Erosion is one danger the restoration project will have to, so to speak, weather, according to Hoehne.
“This is the most vulnerable point,” she said on Friday. The stream system has yet to be anchored by vegetation, but even one growing season will make a difference in the stability (not to mention beauty and functionality) of the restored areas.
Beginning later this month, TNC will be overseeing an intensive seeding and planting effort, Amelia Harris, a TNC restoration ecologist, said on Friday. As part of that reforestation, approximately 17,000 young native “bare root” trees will be planted by contractor Williams Forestry — one every four feet in some areas.
“We won’t be able to walk over this ground,” Harris commented, noting that saplings would soon be poking out of the soil. But decades from now, if all goes well, a thriving native forest will grow up where now the earth is straw and mud.
As a unique feature of the project, Agraria will be planting additional native trees and shrubs in an extended buffer area. Agraria Land Director Jeremy Schleining reflected that the extra buffer will allow Agraria to integrate agroforestry practices into the project, managing and harvesting a portion of the reforested land.
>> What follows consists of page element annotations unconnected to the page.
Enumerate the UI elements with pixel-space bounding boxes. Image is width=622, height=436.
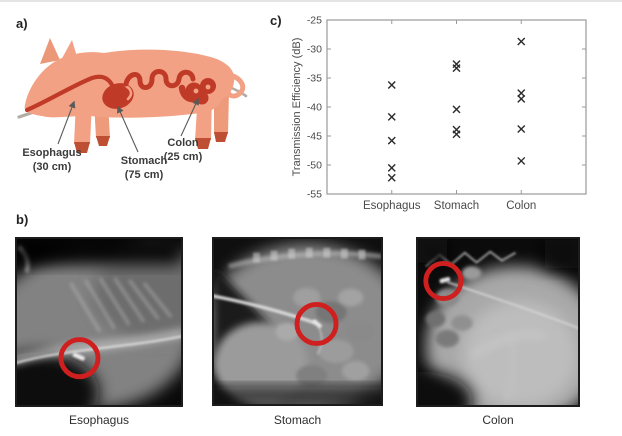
capsule — [72, 352, 85, 361]
data-point-x-marker — [452, 64, 461, 73]
xray-colon-image — [418, 239, 578, 405]
esophagus-label: Esophagus (30 cm) — [16, 146, 88, 175]
y-tick-label: -50 — [307, 160, 322, 172]
xray-esophagus-label: Esophagus — [68, 413, 130, 427]
y-axis-label: Transmission Efficiency (dB) — [291, 38, 303, 177]
xray-colon-label: Colon — [482, 413, 514, 427]
data-point-x-marker — [452, 130, 461, 139]
panel-b-tag: b) — [16, 212, 29, 227]
data-point-x-marker — [452, 105, 461, 114]
data-point-x-marker — [517, 94, 526, 103]
capsule-marker-circle — [423, 261, 464, 302]
y-tick-label: -35 — [307, 73, 322, 85]
colon-label-name: Colon — [167, 137, 199, 149]
colon-label-length: (25 cm) — [163, 151, 203, 164]
data-point-x-marker — [387, 112, 396, 121]
esophagus-arrow — [57, 100, 76, 145]
esophagus-label-name: Esophagus — [22, 147, 82, 159]
y-tick-label: -55 — [307, 189, 322, 201]
data-point-x-marker — [517, 125, 526, 134]
xray-stomach-image — [214, 239, 381, 404]
y-tick-label: -45 — [307, 131, 322, 143]
capsule — [312, 319, 322, 328]
capsule-marker-circle — [294, 301, 339, 346]
pig-ear-front — [40, 38, 60, 64]
panel-c-tag: c) — [270, 13, 282, 28]
x-category-label: Esophagus — [363, 200, 421, 212]
top-edge-line — [0, 0, 622, 2]
data-point-x-marker — [517, 156, 526, 165]
feeding-tube-line — [214, 294, 317, 325]
pig-body — [24, 49, 235, 118]
gut-mottling — [275, 287, 376, 387]
intestine-path — [123, 69, 196, 90]
stomach-label: Stomach (75 cm) — [112, 154, 176, 183]
y-tick-label: -25 — [307, 15, 322, 27]
xray-esophagus — [15, 237, 183, 407]
capsule-marker-circle — [58, 337, 101, 380]
stomach-swirl — [124, 84, 133, 101]
data-point-x-marker — [387, 163, 396, 172]
stomach-label-name: Stomach — [120, 155, 168, 167]
data-point-x-marker — [517, 37, 526, 46]
capsule — [439, 277, 451, 284]
xray-esophagus-image — [17, 239, 181, 405]
data-point-x-marker — [387, 80, 396, 89]
xray-stomach-label: Stomach — [273, 413, 322, 427]
plot-box — [326, 19, 587, 195]
panel-a-tag: a) — [16, 16, 28, 31]
data-point-x-marker — [387, 173, 396, 182]
scatter-plot: -25 -30 -35 -40 -45 -50 -55 Esophagus Stomach Col… — [291, 15, 587, 212]
esophagus-path — [24, 74, 116, 113]
rib-streaks — [69, 277, 173, 333]
colon-arrow — [180, 97, 199, 137]
xray-stomach — [212, 237, 383, 406]
y-tick-label: -30 — [307, 44, 322, 56]
colon-label: Colon (25 cm) — [154, 136, 212, 165]
esophagus-label-length: (30 cm) — [32, 161, 72, 174]
x-category-label: Stomach — [434, 200, 479, 212]
xray-colon — [416, 237, 580, 407]
stomach-label-length: (75 cm) — [124, 169, 164, 182]
y-tick-label: -40 — [307, 102, 322, 114]
x-category-label: Colon — [506, 200, 536, 212]
vertebrae — [253, 247, 366, 263]
stomach-shape — [102, 83, 134, 109]
stomach-arrow — [117, 105, 139, 153]
data-point-x-marker — [387, 136, 396, 145]
data-point-x-marker — [517, 89, 526, 98]
pig-diagram — [17, 38, 248, 153]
Another vegetative-related challenge has been invasive species (which Agraria frequently refers to as “out of place” species). A consequence of human land disturbance and other factors, these nonnative plants crowd out native flora, which are species adapted to local conditions that provide essential food and habitat for pollinators, birds, and mammals. To prepare the ground for reseeding with native species, TNC used a combination of discing to break up roots and herbicide applications to kill species such as Canadian thistle, an especially tenacious “out of place” plant covering wide areas of ground. While herbicide use remains standard in ecological restoration projects, it has prompted questions and reflections here at Agraria. It is hard to witness the same methods that damaged the land used in rehabilitating the land. Yet it is also hard to witness the runaway growth of nonnative species — a harm to the local ecosystem and a profound barrier to healing the land.
Glimmer of the future
Friday’s walkthrough ended in the southwest corner of the property off Huston Road, site of an especially super-sinuous re-meandered stream. There as elsewhere, thick woven matting had been put down to keep soil and seeds in place. However, the matting didn’t necessarily prevent squirrels from wresting seeds out of the mesh. Shaking his head, ERC’s McMullen pointed to little holes dug at the edge of the matting as clear evidence that squirrels were doing just that.
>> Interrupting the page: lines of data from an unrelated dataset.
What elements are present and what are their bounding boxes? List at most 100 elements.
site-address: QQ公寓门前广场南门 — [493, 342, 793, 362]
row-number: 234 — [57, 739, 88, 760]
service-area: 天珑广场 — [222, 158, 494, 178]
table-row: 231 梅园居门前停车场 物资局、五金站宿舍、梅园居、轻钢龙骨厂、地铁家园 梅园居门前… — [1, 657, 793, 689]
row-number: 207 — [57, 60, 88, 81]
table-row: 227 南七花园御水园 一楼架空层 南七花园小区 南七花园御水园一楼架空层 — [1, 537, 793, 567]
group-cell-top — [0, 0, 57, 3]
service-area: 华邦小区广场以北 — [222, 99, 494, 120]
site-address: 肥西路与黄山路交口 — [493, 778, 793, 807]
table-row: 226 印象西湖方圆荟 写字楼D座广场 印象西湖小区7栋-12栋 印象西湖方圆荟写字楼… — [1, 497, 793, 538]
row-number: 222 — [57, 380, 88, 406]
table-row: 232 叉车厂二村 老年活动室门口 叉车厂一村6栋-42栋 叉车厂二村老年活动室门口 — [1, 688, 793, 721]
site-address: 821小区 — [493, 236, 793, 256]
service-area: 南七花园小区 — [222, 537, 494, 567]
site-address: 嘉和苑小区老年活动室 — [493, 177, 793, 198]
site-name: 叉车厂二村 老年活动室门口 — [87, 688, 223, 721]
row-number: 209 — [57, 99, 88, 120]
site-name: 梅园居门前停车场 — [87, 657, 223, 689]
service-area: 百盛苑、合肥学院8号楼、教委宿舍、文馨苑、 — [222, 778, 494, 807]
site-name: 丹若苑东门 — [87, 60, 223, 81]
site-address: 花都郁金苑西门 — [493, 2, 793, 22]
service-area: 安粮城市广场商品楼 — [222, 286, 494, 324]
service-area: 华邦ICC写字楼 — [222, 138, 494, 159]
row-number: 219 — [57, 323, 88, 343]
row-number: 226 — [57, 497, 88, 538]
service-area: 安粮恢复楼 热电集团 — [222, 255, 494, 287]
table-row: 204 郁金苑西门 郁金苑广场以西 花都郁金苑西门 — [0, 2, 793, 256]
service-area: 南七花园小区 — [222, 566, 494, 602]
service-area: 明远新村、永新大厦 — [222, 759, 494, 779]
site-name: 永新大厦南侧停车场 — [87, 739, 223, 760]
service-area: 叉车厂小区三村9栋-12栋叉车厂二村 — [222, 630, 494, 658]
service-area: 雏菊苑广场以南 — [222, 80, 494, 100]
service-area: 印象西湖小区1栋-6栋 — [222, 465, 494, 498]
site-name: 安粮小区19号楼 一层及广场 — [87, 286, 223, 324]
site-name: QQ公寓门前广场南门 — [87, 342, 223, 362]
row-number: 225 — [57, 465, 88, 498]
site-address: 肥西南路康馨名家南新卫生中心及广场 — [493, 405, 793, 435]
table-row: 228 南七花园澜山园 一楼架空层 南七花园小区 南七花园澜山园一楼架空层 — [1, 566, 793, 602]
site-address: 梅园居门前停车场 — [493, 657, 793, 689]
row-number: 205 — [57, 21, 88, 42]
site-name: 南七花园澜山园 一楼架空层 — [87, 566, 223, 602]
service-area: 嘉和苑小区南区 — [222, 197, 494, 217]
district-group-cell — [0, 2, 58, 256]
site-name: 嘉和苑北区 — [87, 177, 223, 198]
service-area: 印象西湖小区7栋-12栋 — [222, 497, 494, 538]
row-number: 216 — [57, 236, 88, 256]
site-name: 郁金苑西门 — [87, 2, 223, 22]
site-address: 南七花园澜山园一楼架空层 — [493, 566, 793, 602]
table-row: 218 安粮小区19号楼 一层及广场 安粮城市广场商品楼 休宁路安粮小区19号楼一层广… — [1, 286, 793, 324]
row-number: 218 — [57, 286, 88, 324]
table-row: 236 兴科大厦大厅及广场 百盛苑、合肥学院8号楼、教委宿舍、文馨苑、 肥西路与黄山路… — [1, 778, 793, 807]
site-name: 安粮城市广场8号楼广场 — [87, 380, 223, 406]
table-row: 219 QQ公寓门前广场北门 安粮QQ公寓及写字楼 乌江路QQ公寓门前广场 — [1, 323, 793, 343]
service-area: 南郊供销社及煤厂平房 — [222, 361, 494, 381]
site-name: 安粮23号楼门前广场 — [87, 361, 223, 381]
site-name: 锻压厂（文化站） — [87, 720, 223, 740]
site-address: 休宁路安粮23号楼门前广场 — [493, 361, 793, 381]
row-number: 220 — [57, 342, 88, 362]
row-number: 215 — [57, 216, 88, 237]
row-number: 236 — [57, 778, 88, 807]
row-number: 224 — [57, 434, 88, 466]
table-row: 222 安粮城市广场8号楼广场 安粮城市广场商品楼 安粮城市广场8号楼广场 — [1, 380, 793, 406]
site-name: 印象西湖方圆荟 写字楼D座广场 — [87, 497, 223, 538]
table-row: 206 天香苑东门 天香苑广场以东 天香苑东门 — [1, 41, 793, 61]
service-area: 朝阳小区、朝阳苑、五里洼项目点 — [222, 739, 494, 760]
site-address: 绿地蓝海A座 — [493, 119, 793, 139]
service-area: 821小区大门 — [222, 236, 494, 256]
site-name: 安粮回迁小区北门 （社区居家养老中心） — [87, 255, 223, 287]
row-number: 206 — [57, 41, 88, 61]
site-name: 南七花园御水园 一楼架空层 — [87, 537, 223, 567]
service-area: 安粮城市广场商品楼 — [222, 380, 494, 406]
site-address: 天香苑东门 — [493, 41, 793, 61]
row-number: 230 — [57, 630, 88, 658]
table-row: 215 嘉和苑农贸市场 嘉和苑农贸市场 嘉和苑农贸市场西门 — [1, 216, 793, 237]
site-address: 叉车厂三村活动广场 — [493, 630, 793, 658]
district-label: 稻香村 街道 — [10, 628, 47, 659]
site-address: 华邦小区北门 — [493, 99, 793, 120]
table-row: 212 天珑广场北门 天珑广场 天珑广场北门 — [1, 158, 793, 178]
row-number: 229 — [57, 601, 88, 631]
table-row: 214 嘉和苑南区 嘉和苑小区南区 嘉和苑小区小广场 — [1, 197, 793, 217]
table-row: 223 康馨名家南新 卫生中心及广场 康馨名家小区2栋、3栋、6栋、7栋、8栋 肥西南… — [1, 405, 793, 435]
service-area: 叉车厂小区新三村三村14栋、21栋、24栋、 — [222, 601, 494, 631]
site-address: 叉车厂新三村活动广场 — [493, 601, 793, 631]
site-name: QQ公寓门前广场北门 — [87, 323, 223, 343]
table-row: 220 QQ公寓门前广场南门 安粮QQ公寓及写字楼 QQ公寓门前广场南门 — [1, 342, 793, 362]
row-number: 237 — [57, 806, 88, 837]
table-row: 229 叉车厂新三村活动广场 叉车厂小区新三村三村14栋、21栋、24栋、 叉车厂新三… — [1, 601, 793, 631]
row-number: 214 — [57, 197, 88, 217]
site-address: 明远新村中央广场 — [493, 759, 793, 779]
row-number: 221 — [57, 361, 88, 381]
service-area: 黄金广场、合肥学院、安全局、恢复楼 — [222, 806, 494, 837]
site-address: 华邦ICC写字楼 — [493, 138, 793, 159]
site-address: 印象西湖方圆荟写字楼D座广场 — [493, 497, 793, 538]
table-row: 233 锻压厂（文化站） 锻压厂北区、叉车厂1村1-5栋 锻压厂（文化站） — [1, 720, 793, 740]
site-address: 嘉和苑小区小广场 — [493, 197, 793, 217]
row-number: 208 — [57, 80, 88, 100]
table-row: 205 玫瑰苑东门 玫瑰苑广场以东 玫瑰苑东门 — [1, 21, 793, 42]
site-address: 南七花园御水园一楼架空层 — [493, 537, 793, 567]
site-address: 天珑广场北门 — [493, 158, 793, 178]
Walking back to my car, I reflected that it takes faith and imagination for a farmer to see the bounty of August in January’s cold fields. And lots of skill and hard work to get there.
That distinctly agrarian dynamic applies to this restoration project. Squinting back at the gentle rise and fall of the land threaded with new gravel-lined waterways under low gray skies, I almost saw the glimmer of water. I almost saw the return of a forest. I almost saw the future that will — with the farmer’s recipe of luck, skill, patience, care, and time — grow into ripeness like tomatoes in July and eggplant, peppers, and okra in August.
*Audrey Hackett is editor of Agraria Journal.